For several years – long before the COVID pandemic’s impact on the workforce – I have been talking and writing about the impending workforce shortages in Canada. The following image provides a very real sense of what is happening to our workforce within Canada. This Statistics Canada image of our population by generation is as of the end of 2021.

It is easy to see that the Baby Boom generation remains the single largest generation in Canadian history.  All the media messages about the increased impact of the Millennials (Gen Y/Boomers’ Kids) on the workforce are accurate.  What is missing from those messages is the fact that there are fewer Millennials than there are Baby Boomers. There are also fewer Gen-Zers.  Yes, they are a growing part of the workforce – and that is primarily because the Baby Boomers are leaving it.

As of December 2021, the population statistics indicate a total of 7,936,575 Millennials and 9,479,180 Baby Boomers.

In 2021, the youngest of the Baby Boomers turned 55 years old.  Workers 55 years of age and older (Baby Boomers) have increased to about 22% of the workforce (4.5 million people.)  Two years from now, in 2024, the majority of the Baby Boomers will be 65 years of age and older. While many Boomers have been dragging their heels about retiring, more and more are actually doing it.

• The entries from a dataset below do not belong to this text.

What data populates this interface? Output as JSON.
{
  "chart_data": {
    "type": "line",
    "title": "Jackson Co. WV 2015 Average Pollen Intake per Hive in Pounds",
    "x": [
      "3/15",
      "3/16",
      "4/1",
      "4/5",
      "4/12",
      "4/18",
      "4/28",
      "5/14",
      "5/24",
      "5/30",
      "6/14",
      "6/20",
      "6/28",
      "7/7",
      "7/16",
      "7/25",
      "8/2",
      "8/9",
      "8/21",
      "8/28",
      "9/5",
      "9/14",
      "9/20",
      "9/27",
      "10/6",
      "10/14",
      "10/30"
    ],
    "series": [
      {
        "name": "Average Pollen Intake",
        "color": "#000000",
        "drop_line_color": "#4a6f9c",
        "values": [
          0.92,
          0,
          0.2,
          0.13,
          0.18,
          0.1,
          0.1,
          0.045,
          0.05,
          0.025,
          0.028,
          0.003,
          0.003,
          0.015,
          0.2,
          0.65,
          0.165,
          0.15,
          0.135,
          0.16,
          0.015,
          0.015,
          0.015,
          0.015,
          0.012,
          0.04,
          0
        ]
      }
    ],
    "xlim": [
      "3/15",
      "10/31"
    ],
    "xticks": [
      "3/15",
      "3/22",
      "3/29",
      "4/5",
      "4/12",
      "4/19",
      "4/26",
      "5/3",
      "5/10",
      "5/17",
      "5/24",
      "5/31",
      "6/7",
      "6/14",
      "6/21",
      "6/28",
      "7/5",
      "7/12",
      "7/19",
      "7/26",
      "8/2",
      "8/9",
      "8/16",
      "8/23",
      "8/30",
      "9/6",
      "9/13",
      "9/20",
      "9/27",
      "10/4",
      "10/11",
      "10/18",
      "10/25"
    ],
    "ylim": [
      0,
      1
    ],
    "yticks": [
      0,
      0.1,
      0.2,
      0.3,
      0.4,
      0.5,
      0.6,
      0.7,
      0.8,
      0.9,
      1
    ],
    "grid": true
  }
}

The only growth in the Millennial generation is from immigration, which fortunately for employers, the Canadian government has been diligently increasing, and which is intended to be higher than ever in history (fractionally over 1.14% of the Canadian population) by 2024.  It is pretty easy to recognize that the timing of the increase is not coincidental.

We are rapidly moving into a serious workforce shortage situation, and we should expect to see more offshore remote workers, more robots, and higher levels of unemployment coupled with more job vacancies. And a slew of other implications – more to come on those.